For ICCS, cells were stimulated with CD8- (GP33, GP276) and CD4-restricted (GP61) LCMV-epitopes (10 µg/ml) for five hours at 37°C in supplemented RPMI-medium (Invitrogen). Cells were permeabilized using Cytofix/Cytoperm (BD) and stained with fluorescently-labeled antibodies against IL-2, IFN-γ, and TNF. IL-21 staining was performed as described previously
Spleens were harvested from TCRtg mice (smtg or P14) on a WT and OX40−/− background. CD4 (smtg) and CD8 (P14) isolation was performed using purified rat antibodies against B220, CD11c, CD11b, CD16/32, I-A/I-E and CD4 or CD8 and sheep anti-rat Dynabeads (Invitrogen). For co-transfer experiments into the same or separate hosts, equal numbers of OX40+/+(WT), OX40+/−(Het) and/or OX40−/−(KO) cells (2,000 P14, 5,000 smtg; 1,000,000 for d3 analysis) were transferred into CD45.1/2 mismatched recipients. Cells were labeled with CFSE (BioChemika) prior to transfer in selected experiments. For analysis of proliferation at later time points we used the BrdU-Proliferation kit from BD.

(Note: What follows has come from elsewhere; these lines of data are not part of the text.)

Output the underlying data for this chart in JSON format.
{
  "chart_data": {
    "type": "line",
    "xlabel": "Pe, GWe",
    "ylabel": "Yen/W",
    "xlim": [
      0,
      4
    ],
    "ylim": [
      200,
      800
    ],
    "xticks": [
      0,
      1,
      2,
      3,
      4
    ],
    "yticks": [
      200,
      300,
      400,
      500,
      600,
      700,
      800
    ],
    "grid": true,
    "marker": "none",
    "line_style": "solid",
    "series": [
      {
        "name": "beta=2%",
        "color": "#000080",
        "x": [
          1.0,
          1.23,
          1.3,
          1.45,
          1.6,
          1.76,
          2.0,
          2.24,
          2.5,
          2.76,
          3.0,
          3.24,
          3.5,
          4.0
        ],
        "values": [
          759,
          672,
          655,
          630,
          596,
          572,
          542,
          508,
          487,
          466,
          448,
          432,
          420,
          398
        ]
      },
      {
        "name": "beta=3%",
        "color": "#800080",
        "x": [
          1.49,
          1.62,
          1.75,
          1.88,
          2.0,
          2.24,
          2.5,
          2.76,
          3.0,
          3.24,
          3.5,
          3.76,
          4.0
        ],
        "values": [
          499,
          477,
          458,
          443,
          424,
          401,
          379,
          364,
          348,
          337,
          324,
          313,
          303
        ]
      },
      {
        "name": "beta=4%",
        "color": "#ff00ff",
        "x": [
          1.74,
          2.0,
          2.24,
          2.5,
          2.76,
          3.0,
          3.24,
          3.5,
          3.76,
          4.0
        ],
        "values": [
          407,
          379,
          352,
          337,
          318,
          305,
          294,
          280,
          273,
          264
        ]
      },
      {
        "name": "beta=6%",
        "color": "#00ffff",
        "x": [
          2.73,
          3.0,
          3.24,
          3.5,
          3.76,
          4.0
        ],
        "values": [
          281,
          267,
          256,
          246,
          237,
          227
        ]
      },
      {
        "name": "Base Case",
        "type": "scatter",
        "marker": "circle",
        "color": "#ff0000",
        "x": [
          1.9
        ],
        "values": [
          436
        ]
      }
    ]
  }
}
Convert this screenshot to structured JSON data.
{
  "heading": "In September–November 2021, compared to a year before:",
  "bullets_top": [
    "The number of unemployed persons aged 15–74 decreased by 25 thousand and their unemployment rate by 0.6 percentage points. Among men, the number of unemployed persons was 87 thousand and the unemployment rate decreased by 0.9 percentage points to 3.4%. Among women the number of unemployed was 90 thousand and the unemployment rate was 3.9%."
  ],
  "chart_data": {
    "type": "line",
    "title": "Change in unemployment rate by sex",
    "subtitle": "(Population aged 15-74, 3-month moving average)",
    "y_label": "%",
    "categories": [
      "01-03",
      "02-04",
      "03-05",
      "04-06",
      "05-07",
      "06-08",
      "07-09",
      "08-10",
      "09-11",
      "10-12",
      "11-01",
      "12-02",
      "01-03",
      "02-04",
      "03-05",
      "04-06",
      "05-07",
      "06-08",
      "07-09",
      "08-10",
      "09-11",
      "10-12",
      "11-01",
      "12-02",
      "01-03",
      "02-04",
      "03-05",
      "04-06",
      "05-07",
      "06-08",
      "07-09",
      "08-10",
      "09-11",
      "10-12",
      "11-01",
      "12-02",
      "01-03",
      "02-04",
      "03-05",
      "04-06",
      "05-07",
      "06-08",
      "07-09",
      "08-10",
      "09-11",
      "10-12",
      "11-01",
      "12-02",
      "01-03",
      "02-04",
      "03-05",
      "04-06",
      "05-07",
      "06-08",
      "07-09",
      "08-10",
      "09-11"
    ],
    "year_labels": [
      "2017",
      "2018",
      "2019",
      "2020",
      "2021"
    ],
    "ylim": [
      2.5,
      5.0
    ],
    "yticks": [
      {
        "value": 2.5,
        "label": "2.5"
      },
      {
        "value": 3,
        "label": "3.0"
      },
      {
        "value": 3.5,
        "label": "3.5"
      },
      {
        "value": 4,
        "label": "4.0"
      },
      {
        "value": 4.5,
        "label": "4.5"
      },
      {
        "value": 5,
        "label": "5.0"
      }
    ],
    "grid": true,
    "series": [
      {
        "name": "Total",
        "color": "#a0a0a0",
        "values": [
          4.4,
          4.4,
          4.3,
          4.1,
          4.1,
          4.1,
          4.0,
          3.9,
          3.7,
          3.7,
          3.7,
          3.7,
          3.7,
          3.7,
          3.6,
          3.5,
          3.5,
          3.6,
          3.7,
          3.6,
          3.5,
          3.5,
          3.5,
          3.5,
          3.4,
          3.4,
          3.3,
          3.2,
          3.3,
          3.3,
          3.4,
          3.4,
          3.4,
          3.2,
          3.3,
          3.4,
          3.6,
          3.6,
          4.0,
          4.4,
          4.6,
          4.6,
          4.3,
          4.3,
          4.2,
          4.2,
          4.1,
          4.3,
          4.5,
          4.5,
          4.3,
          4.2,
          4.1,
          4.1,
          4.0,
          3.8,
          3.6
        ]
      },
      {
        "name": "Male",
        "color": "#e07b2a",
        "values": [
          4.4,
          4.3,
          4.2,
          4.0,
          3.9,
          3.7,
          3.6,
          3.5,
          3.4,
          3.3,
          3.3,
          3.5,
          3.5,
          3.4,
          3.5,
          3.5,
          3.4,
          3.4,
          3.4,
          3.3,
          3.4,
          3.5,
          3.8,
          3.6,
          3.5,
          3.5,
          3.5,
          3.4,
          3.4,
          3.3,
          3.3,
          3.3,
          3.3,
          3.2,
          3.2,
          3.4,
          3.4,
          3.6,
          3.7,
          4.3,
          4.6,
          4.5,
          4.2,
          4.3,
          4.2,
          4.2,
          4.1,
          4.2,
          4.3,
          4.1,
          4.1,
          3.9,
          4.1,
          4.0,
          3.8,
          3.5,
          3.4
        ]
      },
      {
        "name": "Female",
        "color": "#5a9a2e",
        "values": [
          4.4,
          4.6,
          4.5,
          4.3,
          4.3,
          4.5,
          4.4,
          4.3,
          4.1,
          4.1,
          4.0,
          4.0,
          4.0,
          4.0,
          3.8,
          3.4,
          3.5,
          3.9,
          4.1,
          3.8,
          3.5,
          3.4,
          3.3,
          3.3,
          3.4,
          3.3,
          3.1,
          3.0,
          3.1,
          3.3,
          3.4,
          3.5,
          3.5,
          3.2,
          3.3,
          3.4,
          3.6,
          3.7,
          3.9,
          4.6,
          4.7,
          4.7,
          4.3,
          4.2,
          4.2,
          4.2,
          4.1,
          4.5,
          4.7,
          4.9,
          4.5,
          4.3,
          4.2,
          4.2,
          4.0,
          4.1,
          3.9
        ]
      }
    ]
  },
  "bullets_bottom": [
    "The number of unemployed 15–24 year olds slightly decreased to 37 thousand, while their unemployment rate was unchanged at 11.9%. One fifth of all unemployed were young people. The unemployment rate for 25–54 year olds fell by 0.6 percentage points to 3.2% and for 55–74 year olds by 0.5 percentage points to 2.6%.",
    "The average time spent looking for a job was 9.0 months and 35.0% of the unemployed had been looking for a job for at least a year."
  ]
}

Monolayers of Vero cells (ATCC #CRL-1587) were exposed to tissue homogenate or serum of individual mice in 1/10 dilutions. Plaque counts were performed 5 (organs) or 6 (serum) days post infection. Vero cells were cultured and maintained in supplemented DMEM (Invitrogen) at 37°C.
Elisa plates (Nunc) were coated overnight with LCMV infected cell lysate. LCMV-specific IgG was detected in serum samples using HRP goat anti-mouse IgG (Invitrogen). SureBlue Reserve TMB Kit (KPL) functioned as substrate. Absorbance was detected by a Spectra Max M2
Statistical analyses were performed and line art figures were designed using GraphPad Prism 5 software (GraphPad). If not specified otherwise, the unpaired, two tailed Student's t-test was used. For viral loads, the log rank test was applied with a defined endpoint of viral titers below the limit of detection. All error bars are SD. Values of p<0.05 were considered significant. *p<0.05, **p<0.01 and ***p<0.001.